Typedef Documentation

◆ Threshold

Scalar threshold type for split decisions.

Function Documentation

◆ user_error() [1/2]

void ppforest2::user_error ( bool condition,
char const * message )

Throw a UserError if the condition is false.

Parameters
conditionCondition that must hold for valid input.
messageActionable error message for the user.

◆ user_error() [2/2]

void ppforest2::user_error ( bool condition,
std::string const & message )

Throw a UserError if the condition is false.

Parameters
conditionCondition that must hold for valid input.
messageActionable error message for the user.

◆ validate_json_keys()

void ppforest2::validate_json_keys ( nlohmann::json const & j,
std::string const & context,
std::initializer_list< std::string > allowed )
inline

Validate that a JSON object contains only expected keys.

Parameters
jThe JSON object to check.
contextHuman-readable strategy description (e.g. "PDA").
allowedSet of allowed key names.
Exceptions
std::runtime_errorif an unknown key is found.

◆ variable_importance_permuted()

types::FeatureVector ppforest2::variable_importance_permuted ( Forest const & forest,
types::FeatureMatrix const & x,
types::ResponseVector const & y,
int seed = 0 )

VI1 — Permuted importance.

For each tree, measures the drop in OOB accuracy when each variable is randomly permuted among the OOB observations. Results are averaged over all trees.

Parameters
forestTrained random forest.
xTraining feature matrix (n × p).
yTraining response vector (n).
seedRNG seed for the permutations.
Returns
FeatureVector of size p with per-variable importance.

◆ variable_importance_projections() [1/2]

types::FeatureVector ppforest2::variable_importance_projections ( Forest const & forest,
int n_vars,
types::FeatureVector const * scale = nullptr )

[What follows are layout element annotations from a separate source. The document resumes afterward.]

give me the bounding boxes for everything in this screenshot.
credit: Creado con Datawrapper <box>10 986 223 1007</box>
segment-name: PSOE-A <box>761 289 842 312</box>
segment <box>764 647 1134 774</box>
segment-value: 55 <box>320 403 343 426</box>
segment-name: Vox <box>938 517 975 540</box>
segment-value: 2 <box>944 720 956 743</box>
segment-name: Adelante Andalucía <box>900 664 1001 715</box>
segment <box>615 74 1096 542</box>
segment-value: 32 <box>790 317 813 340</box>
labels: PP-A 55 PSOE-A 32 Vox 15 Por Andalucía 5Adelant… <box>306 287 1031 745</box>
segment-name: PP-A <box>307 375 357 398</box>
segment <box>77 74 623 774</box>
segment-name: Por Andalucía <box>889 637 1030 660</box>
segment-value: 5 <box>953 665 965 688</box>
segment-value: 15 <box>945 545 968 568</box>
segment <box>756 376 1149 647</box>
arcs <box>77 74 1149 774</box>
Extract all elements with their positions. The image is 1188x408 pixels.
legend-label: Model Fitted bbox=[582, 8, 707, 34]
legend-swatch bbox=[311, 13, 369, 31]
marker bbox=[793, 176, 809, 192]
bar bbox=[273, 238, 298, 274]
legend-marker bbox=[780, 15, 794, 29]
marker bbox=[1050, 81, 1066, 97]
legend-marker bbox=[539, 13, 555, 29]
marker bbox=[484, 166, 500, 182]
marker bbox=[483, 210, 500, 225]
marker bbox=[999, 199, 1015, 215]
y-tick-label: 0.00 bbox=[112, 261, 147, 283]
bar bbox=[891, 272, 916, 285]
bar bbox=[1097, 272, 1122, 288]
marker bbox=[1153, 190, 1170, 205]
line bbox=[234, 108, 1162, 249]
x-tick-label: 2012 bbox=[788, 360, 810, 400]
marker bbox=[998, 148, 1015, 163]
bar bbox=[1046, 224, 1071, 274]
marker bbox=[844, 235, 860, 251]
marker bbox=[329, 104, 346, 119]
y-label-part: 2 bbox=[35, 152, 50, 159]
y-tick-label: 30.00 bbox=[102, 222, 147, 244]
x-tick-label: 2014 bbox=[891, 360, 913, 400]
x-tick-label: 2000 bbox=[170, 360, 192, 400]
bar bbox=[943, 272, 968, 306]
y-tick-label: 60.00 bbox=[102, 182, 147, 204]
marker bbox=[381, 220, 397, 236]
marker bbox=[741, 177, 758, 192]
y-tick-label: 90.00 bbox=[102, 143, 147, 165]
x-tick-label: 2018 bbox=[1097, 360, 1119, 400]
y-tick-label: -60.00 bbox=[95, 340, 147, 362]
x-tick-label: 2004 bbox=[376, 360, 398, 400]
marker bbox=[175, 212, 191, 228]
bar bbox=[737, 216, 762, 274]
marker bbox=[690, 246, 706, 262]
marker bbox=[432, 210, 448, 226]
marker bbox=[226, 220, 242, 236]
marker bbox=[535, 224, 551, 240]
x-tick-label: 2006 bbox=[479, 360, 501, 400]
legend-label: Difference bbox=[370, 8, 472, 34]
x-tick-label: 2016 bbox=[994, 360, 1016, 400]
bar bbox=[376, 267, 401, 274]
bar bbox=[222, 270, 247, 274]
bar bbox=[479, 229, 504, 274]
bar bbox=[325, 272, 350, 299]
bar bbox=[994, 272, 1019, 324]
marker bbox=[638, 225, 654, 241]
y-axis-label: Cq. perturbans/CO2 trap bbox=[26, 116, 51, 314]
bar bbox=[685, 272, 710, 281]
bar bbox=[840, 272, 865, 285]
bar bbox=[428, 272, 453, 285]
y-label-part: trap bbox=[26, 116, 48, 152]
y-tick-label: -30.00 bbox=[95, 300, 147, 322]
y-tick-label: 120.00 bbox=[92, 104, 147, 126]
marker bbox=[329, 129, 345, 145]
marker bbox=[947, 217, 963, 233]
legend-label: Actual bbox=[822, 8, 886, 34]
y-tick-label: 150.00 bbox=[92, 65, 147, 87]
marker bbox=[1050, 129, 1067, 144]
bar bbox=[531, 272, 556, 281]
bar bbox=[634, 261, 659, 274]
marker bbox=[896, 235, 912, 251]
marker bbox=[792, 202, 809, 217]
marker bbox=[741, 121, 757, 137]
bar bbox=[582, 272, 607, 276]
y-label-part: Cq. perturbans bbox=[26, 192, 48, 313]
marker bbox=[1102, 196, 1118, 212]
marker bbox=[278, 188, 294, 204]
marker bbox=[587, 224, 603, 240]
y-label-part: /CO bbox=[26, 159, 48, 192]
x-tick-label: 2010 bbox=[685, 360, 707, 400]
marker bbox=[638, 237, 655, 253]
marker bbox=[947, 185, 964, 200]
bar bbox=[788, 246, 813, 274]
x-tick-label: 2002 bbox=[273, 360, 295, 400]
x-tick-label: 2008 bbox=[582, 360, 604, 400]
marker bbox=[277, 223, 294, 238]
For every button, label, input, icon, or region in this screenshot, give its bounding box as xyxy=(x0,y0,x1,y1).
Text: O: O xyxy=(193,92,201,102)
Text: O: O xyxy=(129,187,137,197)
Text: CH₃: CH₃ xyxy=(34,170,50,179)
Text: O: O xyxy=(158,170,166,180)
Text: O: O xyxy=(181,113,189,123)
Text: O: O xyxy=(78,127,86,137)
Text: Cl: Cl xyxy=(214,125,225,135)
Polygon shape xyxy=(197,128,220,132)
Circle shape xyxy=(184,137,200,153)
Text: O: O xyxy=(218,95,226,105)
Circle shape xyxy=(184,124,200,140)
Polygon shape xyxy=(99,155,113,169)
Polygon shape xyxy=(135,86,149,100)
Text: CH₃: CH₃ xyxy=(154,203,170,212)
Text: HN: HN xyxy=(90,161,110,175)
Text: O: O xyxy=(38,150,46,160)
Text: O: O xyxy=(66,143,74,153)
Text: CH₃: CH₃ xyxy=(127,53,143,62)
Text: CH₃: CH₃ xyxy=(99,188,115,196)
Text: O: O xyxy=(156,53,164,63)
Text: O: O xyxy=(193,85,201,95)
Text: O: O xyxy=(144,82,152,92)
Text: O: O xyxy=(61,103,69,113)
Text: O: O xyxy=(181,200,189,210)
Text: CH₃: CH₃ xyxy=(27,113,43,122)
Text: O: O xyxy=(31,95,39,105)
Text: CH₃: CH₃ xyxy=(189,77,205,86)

VI2 — Projections importance (forest).

At every split node s with G_s groups, accumulates |a_j| / G_s for each variable j. When scale is provided each |a_j| is first multiplied by σ_j so that coefficients are comparable across variables with different units. Results are averaged over all trees.

Parameters
forestTrained random forest.
n_varsNumber of predictor variables (p).
scaleOptional per-variable σ vector (size p).
Returns
FeatureVector of size p with per-variable importance.

◆ variable_importance_projections() [2/2]

types::FeatureVector ppforest2::variable_importance_projections ( Tree const & tree,
int n_vars,
types::FeatureVector const * scale = nullptr )

VI2 — Projections importance (single tree).

Same as the forest overload but for a single tree (no averaging).

Parameters
treeTrained tree.
n_varsNumber of predictor variables (p).
scaleOptional per-variable σ vector (size p).
Returns
FeatureVector of size p with per-variable importance.

◆ variable_importance_weighted_projections()

types::FeatureVector ppforest2::variable_importance_weighted_projections ( Forest const & forest,
types::FeatureMatrix const & x,
types::ResponseVector const & y,
types::FeatureVector const * scale = nullptr )

VI3 — Weighted projections importance.

Each tree's contribution is weighted by (1 − e_k), where e_k is its OOB error rate, and each split node contributes I_s × |a_j|. The result is normalised by B × (G − 1).

Parameters
forestTrained random forest.
xTraining feature matrix (n × p).
yTraining response vector (n).
scaleOptional per-variable σ vector (size p).
Returns
FeatureVector of size p with per-variable importance.